Last month, the United States Navy warned sailors and civilian personnel not to use the China-made generative artificial intelligence (AI) app DeepSeek. The service cited its security and ethical concerns. Since then, it has been banned from government devices in New York, and it could be for good reason, as a South Korean intelligence agency warned this month that the app could collect personal data.
Yet, Google DeepMind CEO Dennis Hassabis said on Sunday that while DeepSeek might “probably be the best work” to come out of China in AI development, it wasn’t a major scientific advancement. A similar assessment was offered by cybersecurity researchers AppSOC, which noted that the Chinese app launched with a bang, and the news sent shockwaves through the stock market, impacting major players like Nvidia.
“There’s no denying DeepSeek has achieved efficiencies that could help democratize AI, and developers are flocking to its app and R1 model. Budget-conscious users are already seeing tangible benefits,” the AppSOC researchers wrote in a white paper published on Tuesday.

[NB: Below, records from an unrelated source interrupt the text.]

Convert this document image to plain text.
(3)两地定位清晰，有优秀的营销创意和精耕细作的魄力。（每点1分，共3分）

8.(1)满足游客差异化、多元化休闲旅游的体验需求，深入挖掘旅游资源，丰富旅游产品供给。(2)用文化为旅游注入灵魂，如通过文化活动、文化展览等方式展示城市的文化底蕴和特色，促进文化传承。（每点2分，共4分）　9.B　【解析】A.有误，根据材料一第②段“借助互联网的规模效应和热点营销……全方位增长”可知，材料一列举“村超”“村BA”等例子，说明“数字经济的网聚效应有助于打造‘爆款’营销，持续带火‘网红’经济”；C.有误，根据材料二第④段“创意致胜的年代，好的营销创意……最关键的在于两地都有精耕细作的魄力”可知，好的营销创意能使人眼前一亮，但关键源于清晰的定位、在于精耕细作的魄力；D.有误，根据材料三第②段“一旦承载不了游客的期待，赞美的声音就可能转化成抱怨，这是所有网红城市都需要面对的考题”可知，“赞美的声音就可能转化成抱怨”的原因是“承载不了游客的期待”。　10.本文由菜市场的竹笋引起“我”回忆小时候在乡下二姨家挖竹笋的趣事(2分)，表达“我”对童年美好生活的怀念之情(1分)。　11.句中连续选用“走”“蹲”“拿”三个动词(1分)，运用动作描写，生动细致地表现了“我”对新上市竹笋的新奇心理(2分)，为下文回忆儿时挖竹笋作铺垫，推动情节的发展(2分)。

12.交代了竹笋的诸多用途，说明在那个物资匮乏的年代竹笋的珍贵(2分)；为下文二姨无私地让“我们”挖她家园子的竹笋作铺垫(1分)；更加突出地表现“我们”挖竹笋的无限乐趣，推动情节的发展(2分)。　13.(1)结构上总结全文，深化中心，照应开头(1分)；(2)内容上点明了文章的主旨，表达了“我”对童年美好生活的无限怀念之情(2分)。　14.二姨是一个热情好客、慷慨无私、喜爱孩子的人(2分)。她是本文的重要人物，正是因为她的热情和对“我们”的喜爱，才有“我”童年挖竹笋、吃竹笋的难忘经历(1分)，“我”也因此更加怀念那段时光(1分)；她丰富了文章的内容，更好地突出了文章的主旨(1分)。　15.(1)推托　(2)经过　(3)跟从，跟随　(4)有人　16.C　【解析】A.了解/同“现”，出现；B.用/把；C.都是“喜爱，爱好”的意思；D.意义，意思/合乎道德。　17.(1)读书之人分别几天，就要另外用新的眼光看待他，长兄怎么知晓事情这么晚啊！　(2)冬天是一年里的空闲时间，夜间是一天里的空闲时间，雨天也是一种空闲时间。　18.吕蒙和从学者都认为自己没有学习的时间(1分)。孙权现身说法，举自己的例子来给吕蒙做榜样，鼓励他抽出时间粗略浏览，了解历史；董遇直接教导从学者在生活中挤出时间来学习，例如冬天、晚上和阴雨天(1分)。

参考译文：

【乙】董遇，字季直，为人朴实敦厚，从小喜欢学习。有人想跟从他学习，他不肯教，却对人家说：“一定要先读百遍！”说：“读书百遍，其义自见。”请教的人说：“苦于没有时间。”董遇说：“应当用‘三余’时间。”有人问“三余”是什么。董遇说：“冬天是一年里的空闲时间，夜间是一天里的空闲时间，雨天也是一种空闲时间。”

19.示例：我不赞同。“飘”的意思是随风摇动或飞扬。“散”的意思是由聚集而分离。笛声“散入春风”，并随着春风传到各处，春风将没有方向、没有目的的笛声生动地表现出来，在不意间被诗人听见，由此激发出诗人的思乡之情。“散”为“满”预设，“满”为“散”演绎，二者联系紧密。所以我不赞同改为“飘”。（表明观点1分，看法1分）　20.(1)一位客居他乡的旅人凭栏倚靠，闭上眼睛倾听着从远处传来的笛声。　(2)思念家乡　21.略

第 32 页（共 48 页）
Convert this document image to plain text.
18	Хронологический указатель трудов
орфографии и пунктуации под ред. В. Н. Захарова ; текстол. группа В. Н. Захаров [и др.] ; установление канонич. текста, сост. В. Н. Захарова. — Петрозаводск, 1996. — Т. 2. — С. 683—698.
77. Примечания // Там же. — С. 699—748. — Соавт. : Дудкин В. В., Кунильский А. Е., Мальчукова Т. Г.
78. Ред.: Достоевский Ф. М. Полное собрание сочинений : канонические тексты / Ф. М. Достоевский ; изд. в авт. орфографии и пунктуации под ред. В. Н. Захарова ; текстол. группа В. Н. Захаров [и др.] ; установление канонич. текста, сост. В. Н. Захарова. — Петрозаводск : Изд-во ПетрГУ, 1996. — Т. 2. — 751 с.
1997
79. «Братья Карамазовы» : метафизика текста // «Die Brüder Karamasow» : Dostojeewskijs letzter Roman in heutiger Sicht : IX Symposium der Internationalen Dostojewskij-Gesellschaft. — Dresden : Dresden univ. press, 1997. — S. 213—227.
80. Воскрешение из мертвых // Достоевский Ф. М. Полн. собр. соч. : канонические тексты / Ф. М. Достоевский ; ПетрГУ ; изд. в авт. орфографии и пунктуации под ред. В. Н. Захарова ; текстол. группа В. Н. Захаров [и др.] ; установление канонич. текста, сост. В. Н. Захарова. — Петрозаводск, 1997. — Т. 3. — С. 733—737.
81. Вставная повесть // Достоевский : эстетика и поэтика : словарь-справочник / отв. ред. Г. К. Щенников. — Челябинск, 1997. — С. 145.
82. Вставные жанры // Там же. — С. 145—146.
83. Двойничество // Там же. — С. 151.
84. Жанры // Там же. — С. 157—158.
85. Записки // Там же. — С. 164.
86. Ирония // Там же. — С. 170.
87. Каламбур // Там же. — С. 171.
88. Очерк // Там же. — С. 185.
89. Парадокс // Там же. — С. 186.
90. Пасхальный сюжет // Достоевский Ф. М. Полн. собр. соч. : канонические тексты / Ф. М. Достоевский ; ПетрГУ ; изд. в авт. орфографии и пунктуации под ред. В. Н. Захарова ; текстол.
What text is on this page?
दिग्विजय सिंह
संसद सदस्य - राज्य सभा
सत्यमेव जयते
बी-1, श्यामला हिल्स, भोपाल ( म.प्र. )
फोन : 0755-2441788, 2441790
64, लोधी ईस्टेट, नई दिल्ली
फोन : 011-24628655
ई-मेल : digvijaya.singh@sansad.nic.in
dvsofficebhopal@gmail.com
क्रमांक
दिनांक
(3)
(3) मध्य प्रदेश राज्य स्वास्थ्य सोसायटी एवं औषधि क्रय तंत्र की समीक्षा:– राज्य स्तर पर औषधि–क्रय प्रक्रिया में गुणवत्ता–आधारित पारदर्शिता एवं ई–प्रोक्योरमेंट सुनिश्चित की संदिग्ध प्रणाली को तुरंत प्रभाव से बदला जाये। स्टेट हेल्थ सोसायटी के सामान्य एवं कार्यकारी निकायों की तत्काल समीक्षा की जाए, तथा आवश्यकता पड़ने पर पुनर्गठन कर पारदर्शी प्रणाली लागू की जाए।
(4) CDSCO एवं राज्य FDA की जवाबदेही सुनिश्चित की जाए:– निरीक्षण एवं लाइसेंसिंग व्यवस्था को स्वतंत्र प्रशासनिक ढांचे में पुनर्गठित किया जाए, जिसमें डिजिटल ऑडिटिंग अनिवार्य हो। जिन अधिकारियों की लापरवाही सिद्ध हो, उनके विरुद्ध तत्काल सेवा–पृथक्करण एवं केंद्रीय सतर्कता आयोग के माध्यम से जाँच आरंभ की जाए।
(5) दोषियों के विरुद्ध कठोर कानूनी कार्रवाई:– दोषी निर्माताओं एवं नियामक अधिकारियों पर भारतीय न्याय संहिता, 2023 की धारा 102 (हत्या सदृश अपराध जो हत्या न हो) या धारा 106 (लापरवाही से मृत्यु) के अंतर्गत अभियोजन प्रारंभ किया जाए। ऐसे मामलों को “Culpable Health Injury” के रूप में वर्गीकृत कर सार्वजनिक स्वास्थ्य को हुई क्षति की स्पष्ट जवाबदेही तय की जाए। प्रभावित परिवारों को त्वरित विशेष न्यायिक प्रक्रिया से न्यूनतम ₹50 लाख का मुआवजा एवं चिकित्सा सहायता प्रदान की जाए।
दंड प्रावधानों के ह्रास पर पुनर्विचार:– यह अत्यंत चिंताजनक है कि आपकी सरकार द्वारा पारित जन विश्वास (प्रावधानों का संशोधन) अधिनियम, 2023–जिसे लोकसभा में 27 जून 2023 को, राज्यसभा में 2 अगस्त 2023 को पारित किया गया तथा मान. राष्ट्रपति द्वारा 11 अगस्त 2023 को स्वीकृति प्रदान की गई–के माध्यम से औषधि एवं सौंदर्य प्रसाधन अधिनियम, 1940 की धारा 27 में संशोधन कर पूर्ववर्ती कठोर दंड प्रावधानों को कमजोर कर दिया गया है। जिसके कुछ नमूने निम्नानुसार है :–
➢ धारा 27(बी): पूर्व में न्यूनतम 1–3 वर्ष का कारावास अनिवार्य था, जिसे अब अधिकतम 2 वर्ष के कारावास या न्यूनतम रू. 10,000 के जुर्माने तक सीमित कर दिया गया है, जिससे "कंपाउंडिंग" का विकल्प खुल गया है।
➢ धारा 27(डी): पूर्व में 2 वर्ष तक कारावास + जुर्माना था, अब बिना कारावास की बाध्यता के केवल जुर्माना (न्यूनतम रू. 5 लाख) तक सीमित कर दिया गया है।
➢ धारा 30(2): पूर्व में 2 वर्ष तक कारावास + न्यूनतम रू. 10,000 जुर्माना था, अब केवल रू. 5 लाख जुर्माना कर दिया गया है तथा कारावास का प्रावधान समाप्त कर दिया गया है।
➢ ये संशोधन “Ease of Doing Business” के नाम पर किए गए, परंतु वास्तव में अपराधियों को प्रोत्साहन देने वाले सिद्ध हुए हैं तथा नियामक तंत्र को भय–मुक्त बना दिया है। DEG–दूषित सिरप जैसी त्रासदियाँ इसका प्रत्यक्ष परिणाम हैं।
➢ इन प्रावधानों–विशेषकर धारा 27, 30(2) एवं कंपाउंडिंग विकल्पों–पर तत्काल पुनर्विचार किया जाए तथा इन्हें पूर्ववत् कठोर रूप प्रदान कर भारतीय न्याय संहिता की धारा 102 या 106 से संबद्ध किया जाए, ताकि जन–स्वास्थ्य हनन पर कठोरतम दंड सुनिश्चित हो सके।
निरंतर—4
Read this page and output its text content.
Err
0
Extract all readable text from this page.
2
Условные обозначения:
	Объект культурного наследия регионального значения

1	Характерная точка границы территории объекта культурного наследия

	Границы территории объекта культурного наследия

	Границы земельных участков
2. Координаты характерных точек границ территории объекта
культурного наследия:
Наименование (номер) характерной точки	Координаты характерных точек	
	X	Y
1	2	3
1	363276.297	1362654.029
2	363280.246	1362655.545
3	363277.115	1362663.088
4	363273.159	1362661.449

“But remember, you usually get what you pay for,” the researchers added. “The market’s enthusiastic embrace of these unverified claims has overlooked significant risks. DeepSeek’s rapid shortcuts come with major implications—especially regarding security and privacy, the key obstacles to large-scale AI adoption.”
Security Concerns Persist
Even though DeepSeek may not deliver as promised, at least not as much as the initial hype suggested, the app should still be avoided, said the researchers. It is still hosted in China, where laws require firms to provide data to Beijing if requested, while the company was hacked just days after it launched – exposing the personal information of more than one million users.
The AI security researchers at AppSOC – and other firms – have conducted Red Teaming tests, and the results also weren’t good.
“In over 6,400 tests for a range of model threats (jailbreaking, prompt injection, malware generation, hallucinations, supply chain issues, training data leaks, toxicity, and more) the model failed more than 35% of all tests, and in some categories, failure rates exceeded 90%. Suffice it to say, these results are unacceptable for any enterprise AI application, or any AI project that deals with personal information, sensitive data, or IP,” AppSOC further warned.
The conclusions were simple. Given the plethora of alternative models that are now available, there is simply no reason anyone should trust the DeepSeek R1 for critical projects.
“USA-made models aren’t inherently better, but the leading commercial models from major AI companies have been heavily scrutinized and well-vetted,” explained Mali Gorantla, chief scientist at AppSOC.
Gorantla told ClearanceJobs that while the long-term security and quality can be questioned – and could improve – the DeepSeek-R1 model has clear, glaring flaws found by a wide range of security researchers.
“DeepSeek seems to have been built around cost-savings and short-cuts, and the security results speak for themselves,” added Gorantla. “In our testing, of key security flaws, like jailbreaking, prompt injection, malware generation, supply chain reliability, hallucinations, and more, the DeepSeek-R1 model failed between 30% to 90% of tests.”
Such results are entirely unacceptable for any kind of commercial AI application.
“But DeepSeek is not unique – sites like Hugging Face have over 1.25 million open-source AI models available. Any of these need to be carefully vetted and tested using Red Teaming techniques before being brought into any kind of AI development environment,” Gorantla continued.
Will It Get Better?
AppSOC noted that it would be hard to predict whether DeepSeek will improve its security.
“The company has already been subject to a major data breach, and using a China-based app is problematic for many governments and enterprises,” Gorantla told ClearanceJobs. “If your initial score is F – can you expect improvement to a D or C? Is that good enough? Probably not.”
However, one only needs to remember that China has started from scratch with all sorts of military hardware, commercial software, and even its space program. DeepSeek will get better, but given its ties to Beijing, there is likely no reason why a U.S.-made alternative should be seen as the first, last, or best alternative. That is a point almost all researchers will agree upon.